Thursday, October 22, 2009
I'm beginning to realize..
that Buddha knows what he's talking about.
The only true happiness you can find is within yourself.
I'm skeptical of everything around me.
I'm beginning to think this kind of a self-esteem issue.
But....I'm not typically one to have self confidence issues. I don't know what's wrong.
I have my dream car - Scion XB - that my parents and grandma so graciously bought for me over fall break!
I have an awesome boyfriend!
I finally have a life; my planner has never been so jammed packed. Day after day it's more stuff to be done and more and more people relying on me. I'm busy and I love it! I feel independent and free. I'm finally more on my own and it's just the slight taste of being my own person that I've been fretting to grab.
I'm starting to visit colleges and receive scholarships and being forced to think more on my future. Which I'm super excited for!
but for some reason, I can't just accept this.
as I said, I'm skeptical. I'm scared I'm not good enough for any of this.
I'm paranoid that with Jonathan playing bigger shows, he's going to find some other girl that he likes a lot more and just leave me in the dust because I'm not good enough.
I'm scared my grades aren't good enough to get me the scholarships I want and I'm not going to be privileged enough to get into my dream school!
Everyone around me is doing better than me...or so it seems.
All the girls around me are so gorgeous and I feel crappy about my own appearance.
Random confession (I was thinking about this on the way home):
I spent the majority of my younger childhood trying soooooo hard to fit in with the popular crowd and they never wanted me.
I could never find a group I fit in with. So, around the time I met Farrah, I just decided to make my own group.
If I couldn't find a group that wanted me, I'd make my own.
For the past 5-6 years, I've done an amazing job of convincing everyone that weird is what I LIKE being - and heck, don't get me wrong, I adore who I am and, now, wouldn't change myself for the world.
I just think it's funny how all of this got started.

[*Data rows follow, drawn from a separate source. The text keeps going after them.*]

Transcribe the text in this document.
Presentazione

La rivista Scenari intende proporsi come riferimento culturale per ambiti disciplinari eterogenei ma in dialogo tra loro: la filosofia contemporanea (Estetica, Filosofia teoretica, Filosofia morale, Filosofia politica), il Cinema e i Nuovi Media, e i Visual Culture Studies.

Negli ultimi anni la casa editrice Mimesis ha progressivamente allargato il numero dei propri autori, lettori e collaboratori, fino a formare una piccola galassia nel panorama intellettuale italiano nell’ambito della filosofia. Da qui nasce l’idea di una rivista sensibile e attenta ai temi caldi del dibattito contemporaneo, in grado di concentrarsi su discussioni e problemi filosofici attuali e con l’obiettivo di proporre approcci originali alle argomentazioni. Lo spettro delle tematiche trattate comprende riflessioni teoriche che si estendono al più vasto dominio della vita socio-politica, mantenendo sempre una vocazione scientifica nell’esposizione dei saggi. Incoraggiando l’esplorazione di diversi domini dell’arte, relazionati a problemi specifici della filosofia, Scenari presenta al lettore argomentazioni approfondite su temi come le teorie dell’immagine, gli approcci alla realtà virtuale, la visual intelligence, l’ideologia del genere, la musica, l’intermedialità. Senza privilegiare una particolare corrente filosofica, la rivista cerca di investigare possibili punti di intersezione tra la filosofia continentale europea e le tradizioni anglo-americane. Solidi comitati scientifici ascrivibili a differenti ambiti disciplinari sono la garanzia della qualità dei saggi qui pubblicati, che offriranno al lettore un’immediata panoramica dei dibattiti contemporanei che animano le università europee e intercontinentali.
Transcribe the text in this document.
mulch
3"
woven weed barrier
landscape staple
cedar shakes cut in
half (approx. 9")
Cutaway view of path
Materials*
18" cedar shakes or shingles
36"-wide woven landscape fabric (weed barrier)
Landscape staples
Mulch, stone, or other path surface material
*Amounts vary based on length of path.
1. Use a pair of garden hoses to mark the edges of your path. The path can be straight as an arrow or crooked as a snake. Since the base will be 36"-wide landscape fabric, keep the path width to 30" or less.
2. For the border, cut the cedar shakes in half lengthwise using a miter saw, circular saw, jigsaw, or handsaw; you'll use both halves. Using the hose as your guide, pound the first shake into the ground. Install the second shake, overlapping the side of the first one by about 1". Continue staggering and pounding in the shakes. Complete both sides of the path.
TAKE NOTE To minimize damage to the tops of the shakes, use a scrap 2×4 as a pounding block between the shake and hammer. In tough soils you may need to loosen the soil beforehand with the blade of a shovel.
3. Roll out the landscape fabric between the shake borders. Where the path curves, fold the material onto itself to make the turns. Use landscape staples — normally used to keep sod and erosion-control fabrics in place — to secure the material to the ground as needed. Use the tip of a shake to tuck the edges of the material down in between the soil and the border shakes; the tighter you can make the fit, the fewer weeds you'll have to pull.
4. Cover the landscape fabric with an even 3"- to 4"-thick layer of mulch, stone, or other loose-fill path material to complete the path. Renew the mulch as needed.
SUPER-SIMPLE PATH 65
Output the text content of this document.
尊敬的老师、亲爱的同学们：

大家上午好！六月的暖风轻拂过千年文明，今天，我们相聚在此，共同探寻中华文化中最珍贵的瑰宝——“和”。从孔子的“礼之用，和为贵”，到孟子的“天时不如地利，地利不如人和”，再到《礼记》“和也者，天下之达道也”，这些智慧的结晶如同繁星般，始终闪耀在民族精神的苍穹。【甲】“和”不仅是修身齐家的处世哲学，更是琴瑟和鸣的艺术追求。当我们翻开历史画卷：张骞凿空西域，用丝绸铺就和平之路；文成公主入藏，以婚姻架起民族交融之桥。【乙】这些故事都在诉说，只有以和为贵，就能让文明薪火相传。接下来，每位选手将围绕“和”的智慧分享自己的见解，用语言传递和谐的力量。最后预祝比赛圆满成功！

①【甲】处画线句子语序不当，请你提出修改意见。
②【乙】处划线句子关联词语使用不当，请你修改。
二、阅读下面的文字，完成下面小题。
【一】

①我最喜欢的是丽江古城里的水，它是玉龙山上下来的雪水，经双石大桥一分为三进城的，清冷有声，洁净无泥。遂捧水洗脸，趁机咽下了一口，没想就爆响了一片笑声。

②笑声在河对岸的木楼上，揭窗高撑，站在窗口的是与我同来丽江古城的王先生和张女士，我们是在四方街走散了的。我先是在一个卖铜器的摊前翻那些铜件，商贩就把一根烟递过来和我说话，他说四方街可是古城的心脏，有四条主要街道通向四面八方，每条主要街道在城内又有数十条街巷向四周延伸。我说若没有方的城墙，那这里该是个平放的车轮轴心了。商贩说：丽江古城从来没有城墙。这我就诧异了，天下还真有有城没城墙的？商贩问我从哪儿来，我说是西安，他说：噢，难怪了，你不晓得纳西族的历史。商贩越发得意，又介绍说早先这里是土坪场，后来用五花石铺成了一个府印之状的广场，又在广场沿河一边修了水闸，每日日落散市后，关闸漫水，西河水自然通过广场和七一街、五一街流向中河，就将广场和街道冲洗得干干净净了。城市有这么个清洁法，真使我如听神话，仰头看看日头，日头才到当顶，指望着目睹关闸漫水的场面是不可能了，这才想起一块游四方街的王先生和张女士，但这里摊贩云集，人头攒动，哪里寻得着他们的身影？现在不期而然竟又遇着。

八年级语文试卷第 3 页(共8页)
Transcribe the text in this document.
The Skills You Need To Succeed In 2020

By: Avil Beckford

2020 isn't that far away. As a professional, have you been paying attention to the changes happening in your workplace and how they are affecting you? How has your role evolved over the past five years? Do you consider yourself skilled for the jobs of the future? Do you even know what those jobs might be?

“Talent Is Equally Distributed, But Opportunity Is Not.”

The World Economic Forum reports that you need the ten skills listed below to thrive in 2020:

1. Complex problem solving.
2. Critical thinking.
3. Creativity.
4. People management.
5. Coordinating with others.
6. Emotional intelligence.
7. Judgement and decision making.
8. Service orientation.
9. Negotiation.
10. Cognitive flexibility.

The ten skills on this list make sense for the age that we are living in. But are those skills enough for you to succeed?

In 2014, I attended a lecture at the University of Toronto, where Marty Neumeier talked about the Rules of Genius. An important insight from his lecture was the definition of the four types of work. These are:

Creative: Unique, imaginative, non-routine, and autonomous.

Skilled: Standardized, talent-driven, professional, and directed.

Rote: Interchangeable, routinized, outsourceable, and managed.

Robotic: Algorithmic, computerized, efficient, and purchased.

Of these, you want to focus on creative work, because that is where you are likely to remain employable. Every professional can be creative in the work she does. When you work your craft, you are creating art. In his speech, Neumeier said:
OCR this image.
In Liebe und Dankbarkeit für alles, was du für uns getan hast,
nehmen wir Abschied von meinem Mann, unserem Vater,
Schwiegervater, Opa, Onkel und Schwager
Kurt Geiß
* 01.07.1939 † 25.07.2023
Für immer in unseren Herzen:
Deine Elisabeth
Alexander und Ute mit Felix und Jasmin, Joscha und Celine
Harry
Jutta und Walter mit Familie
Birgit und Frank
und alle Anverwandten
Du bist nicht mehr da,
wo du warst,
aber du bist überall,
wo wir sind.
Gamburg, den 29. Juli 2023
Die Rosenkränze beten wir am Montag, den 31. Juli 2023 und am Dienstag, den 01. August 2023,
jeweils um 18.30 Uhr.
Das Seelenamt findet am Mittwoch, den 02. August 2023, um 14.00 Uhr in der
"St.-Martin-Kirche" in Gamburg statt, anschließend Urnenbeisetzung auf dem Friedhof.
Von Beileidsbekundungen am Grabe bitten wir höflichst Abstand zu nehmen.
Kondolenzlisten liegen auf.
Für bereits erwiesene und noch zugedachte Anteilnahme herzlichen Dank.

I love who I am though. I would like to thank all of your silly cliques and you not wanting me; I'm 15698% happy with my own outcome!
I just want to sit around and sew and sip tea tea all day.
Watch Ovation tv and stay up way too late.
I don't want responsibility!
I'm sick of being compared to everyone around me. I want to surround myself with people that I'm completely positive won't replace me.
"Do not overrate what you have received, nor envy others. He who envies others does not obtain peace of mind. "
I need to take his advice and
stop my bellyachin'
No one has put this impression on me. This is my own paranoia - a battle within my mind.
All I can do is overcome this myself.